The Presonus Eureka OWNS, slinger. It's awesome. Matt and I used it for the latest track we recorded (clip posted in the eggy forum).
It was reccomended to me very highly by a friend who owns and runs a well known studio here in NJ, called Portrait Recording Studios.
I scored mine on eBay, it was a B-stock/open box special for like $379 from an ebay dealer, HollywoodProAudio.com. When I got it, it was flawless, brand spankin' new, not a scratch on it.
I can now fully attest to the statement people make, when they say "if you don't like a SM57, try it thru a better preamp, because it will sound like a totally different mic." Couldn't be any more true. We used a single SM57 thru the Eureka, into Protools, and got the BEST guitar tones to date. I'm sure it has something to do with the fact that the preamp input is transformer coupled - whatever the hell that means.
Not to mention a really well designed, great sounding parametric EQ with overlapping frequency ranges, and an awesome, clear, punchy compressor built in. And a host of other great features. The fact that you don't have to have a low shelf, parametric mid, and hi shelf is awesome. You can have low, low mid, mid. Or mid, mid high, hi. Or no EQ at all and hit bypass. Great EQ feature.

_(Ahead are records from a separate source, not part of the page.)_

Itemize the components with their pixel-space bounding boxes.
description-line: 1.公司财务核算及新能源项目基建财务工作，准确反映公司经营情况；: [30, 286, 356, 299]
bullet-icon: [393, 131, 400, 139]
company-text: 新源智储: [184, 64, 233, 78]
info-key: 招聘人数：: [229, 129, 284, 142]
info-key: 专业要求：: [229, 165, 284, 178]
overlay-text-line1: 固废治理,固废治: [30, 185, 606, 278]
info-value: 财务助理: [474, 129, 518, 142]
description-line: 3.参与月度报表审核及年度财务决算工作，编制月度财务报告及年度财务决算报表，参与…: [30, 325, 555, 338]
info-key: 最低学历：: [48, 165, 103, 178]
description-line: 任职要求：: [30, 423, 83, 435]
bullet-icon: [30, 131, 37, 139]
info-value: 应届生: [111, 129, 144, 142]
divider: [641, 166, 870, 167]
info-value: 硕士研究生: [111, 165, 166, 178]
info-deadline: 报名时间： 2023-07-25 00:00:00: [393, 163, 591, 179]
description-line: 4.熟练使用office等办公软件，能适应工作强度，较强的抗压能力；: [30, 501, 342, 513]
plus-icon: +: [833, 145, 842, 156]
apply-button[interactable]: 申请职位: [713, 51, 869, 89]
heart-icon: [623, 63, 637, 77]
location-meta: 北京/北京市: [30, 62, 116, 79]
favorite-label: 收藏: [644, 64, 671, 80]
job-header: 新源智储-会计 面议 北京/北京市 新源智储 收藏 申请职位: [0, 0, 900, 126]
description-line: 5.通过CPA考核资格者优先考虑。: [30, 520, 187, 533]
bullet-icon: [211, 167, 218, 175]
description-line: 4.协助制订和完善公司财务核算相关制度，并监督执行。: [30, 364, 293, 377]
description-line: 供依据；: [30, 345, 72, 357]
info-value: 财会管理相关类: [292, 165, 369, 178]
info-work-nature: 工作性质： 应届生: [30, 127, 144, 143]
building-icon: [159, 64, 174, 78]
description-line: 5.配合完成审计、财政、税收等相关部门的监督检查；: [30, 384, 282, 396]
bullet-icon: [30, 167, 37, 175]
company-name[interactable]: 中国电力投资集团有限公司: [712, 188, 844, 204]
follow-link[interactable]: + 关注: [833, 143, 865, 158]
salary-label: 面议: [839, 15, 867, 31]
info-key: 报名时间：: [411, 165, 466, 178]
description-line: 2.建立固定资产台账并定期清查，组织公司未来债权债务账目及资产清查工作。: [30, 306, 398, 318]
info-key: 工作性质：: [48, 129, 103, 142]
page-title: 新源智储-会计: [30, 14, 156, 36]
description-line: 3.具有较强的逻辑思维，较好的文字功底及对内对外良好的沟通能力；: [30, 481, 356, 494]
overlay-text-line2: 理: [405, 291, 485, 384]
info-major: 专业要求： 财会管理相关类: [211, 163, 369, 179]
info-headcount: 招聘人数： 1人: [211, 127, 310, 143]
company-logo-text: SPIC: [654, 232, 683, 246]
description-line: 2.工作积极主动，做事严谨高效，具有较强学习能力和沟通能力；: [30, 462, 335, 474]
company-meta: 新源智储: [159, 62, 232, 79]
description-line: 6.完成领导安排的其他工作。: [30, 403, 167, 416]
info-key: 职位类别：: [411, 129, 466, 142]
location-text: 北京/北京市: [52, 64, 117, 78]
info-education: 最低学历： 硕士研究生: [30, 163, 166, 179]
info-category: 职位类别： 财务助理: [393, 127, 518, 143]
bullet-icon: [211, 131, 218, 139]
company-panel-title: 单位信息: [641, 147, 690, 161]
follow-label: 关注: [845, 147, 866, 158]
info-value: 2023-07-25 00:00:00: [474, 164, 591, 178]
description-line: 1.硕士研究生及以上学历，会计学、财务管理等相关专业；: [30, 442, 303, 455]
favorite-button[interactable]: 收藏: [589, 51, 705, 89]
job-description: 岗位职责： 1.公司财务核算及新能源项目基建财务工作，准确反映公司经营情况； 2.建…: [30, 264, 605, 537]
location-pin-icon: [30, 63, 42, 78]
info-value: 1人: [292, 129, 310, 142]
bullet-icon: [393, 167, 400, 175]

From what I've read, the bottom line in preamps is:
If it's TUBE: Don't even bother if it's not running at high plate voltage, or else all you're gonna get is fuzzy distortion. If it's running at starved-plate voltage, it's not gonna be the *REAL* tube gain that you want. The warm, fat, clear kind. it's gonna be tube fuzz.
(I can attest to this. I own a ART Tube Pac - $130 preamp/comp. while it sounded decent to me, once I got the Eureka, I realized that it was just a glorified fuzz box).
If it's SS: Dont' even bother if the preamp is not transformer-coupled (meaning, make sure it's not driven by some little IC chip).
If you want ONE preamp to do it all, I'd go SS. Tube preamps can be VERY very colored, and you may or may not want that color in ALL your tones. The eureka has a saturate feature, which works well to warm things up, a la tubey goodness simulation.